Heathrow expansion: Court of Appeal set to decide on Khan’s challenge
The Court of Appeal will deliver a verdict on Sadiq Khan’s challenge to a third Heathrow runway today.
Khan teamed up with several local authorities, Greenpeace, Friends of the Earth and Heathrow Hub, authors of a rival extension bid, to challenge the Department for Transport’s (DfT) 2018 policy statement outlining the project.
Parliament backed the statement in 2018, voting 415-119 in favour of going ahead with Heathrow’s expansion.
Khan’s subsequent court challenge was unsuccessful, however the group was given leave to appeal, which was heard in October.
The appeal’s verdict comes as Heathrow announced yesterday it had recorded its ninth consecutive year of passenger growth.

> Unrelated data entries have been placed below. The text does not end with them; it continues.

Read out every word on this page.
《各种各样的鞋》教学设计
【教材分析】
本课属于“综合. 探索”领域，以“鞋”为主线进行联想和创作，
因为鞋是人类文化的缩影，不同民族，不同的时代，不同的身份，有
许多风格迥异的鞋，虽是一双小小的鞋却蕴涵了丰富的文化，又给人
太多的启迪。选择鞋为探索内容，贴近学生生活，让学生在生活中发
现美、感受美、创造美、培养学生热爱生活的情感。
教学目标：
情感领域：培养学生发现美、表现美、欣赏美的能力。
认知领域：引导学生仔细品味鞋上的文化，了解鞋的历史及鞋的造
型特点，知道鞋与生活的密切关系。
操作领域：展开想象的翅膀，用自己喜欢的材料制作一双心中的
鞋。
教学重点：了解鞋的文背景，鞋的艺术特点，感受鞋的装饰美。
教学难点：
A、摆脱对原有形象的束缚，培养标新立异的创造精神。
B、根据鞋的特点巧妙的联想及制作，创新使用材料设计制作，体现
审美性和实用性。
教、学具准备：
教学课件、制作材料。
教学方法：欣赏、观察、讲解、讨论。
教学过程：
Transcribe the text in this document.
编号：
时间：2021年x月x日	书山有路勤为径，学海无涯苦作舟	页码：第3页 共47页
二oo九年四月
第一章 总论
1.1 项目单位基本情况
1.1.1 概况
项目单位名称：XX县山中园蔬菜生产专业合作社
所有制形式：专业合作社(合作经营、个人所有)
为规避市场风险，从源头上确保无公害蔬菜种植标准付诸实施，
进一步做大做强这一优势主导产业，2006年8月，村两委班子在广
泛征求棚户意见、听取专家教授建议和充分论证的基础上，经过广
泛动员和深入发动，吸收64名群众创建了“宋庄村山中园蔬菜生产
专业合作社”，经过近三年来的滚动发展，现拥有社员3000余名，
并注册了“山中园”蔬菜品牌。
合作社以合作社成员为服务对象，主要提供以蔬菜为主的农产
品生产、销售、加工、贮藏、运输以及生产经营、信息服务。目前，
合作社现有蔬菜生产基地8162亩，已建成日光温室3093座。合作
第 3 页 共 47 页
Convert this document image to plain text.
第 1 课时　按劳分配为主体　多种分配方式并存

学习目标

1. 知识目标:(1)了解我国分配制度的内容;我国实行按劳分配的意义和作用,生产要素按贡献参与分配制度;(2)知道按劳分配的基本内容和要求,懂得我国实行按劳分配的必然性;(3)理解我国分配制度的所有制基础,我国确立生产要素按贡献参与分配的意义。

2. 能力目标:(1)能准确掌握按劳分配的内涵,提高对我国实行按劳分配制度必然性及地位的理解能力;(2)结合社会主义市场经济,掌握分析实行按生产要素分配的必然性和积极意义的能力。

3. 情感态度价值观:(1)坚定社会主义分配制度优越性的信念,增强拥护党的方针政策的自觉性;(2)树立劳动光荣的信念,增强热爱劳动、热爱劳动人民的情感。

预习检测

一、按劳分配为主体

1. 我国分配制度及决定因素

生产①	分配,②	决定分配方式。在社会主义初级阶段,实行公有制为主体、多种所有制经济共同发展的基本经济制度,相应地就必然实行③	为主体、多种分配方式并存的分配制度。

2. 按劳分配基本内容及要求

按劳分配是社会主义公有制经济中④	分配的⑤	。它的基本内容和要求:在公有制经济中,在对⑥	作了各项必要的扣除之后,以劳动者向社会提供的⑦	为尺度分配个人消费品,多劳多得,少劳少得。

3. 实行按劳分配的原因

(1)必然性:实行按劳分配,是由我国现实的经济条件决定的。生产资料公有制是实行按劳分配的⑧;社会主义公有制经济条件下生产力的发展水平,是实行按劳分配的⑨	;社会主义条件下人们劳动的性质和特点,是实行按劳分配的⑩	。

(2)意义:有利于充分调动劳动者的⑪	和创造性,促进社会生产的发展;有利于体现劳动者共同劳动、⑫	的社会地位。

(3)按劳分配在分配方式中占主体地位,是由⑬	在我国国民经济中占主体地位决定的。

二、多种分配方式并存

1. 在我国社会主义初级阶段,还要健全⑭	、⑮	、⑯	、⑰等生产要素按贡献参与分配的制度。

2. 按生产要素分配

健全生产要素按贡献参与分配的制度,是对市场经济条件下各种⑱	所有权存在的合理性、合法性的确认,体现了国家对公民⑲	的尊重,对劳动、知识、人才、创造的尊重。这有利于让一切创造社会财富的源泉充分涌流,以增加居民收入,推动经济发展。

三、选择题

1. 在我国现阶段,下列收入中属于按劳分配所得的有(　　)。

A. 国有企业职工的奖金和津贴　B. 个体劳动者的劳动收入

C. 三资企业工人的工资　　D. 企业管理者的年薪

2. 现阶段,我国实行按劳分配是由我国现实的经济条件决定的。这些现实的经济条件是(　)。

The UK’s largest airport welcomed a record 80.9m passengers through its gates in 2019, a one per cent increase on the year before, with 82 per cent of these rating the airport “excellent” or “very good”.
Revenue climbed 3.4 per cent to £3.1bn as demand to fly increased, while earnings rose 4.6 per cent to £1.9bn.
The airport received an extra £856m in investment in 2019, but said that there was £14bn more waiting in the wings from private investors if the expansion got the go-ahead.
The transport hub also said that though it was closely monitoring the coronavirus outbreak, it does “not expect [it] to have a material negative impact on [its] financial results”.
A Centre for Economics and Business Research (CEBR) reported also released today found that Heathrow acts as a port for 40 per cent of Britain’s goods exports.
Heathrow’s chief executive John Holland-Kaye said: “Within two years, Charles de Gaulle will overtake Heathrow as the biggest airport in Europe.
“Heathrow’s new runway is ready to turn ‘global Britain’ into more than just a campaign slogan.”